Governed, real-time access to web content, protected by Content Intelligence security models, is now available to your AI Agent teams.  This connector offers:

  • Hybrid lexical and semantic search
  • Specify starting URL and crawl depth
  • Include/exclude file patterns
  • Basic authentication (username/password)

Business Benefit

  • Faster knowledge discovery and decision-making
  • Reduced manual search and content triage
  • Improved content reuse and consistency

Steps to enable and configure

Create one or more Web Crawler connectors

  • Access AI Agent Studio
  • Navigate to Credentials > Connectors
  • Add a new connector
  • Select "WebCrawler"
  • Fill in all of the required fields

Schedule the process to crawl

The "Content Intelligence SharePoint Connector Job" scheduled process should be scheduled to run regularly in order to regularly crawl your site.  If you are crawling a large site, note that the first execution may take quite a bit of time.  Subsequent runs will be incremental and therefore should complete more quickly.  It is recommended, as you are first setting up the connector, that you run this job ad hoc until you have everything configured correctly and your first crawl has completed.  Afterwards, run it no more frequently than every 30 minutes so that it has time to complete between executions.  Note that this same scheduled process is required for the SharePoint connector's sync, you only need to schedule it once to cover both.

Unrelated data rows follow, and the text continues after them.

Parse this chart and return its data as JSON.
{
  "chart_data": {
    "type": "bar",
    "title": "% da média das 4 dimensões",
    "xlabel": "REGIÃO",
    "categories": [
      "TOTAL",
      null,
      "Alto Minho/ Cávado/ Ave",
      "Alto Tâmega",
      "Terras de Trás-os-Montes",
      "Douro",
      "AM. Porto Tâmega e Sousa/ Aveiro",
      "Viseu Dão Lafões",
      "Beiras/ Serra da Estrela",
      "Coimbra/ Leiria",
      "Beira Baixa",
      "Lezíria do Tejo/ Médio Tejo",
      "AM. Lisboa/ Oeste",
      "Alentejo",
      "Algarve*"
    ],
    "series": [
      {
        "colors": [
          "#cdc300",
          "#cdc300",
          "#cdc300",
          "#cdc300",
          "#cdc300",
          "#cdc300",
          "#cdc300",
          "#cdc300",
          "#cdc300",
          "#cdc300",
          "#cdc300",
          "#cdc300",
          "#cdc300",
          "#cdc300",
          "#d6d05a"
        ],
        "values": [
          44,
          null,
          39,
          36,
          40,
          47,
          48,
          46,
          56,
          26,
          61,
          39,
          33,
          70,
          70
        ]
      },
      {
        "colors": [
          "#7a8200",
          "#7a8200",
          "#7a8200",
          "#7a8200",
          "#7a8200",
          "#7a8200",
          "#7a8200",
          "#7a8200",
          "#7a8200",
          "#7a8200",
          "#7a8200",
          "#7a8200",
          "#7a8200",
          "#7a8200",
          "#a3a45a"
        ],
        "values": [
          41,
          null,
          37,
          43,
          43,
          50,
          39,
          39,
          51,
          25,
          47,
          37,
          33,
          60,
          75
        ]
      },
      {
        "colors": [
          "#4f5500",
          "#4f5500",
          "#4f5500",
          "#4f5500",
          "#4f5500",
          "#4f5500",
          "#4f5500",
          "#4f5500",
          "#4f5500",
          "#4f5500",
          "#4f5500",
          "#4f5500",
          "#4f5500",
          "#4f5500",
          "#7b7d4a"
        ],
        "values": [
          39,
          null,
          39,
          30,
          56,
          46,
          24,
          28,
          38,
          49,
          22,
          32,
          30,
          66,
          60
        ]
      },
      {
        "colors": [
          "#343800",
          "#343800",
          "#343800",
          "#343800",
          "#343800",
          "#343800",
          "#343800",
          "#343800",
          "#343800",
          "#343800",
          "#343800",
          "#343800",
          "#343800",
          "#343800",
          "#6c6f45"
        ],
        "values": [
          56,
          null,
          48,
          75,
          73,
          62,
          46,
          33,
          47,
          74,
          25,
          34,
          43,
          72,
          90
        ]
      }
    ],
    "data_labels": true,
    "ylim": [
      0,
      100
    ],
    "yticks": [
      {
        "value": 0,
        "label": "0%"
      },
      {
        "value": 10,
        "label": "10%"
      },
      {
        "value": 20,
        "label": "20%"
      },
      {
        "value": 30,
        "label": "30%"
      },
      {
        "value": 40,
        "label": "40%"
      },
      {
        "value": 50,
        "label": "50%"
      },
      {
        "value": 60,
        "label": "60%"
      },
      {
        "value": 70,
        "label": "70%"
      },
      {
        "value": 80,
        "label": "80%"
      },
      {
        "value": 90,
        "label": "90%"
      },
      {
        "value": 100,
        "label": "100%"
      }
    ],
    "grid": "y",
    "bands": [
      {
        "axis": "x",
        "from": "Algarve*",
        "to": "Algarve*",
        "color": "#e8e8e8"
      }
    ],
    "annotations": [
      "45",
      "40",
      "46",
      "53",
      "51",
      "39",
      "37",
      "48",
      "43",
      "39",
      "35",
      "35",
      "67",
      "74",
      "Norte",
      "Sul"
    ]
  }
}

(Optional) Update user groups of crawled pages

If you want the crawled pages to have different user groups from the one selected in the connector setup you will need to access authoring to review and update the user groups.  You can also mass update user groups.  You can access authoring by going to https://<your domain>/fscmUI/redwood/knowledgeauthoring/main?contentType=<connector code>.  Make sure to replace the bolded parts of the example url with your actual data.

Use connector in one or more agent teams

  • Create a tool for every Web Crawler connector that you have configured. 
  • Add your connector tool(s) to whatever agent(s) they will be useful in
  • Via your agent's prompt, tell it to use the tool in the circumstances where you want that data consulted

Tips and considerations

Ingesting and indexing large amounts of content will contribute to the total size of Content Intelligence content, which has a 4TB limit.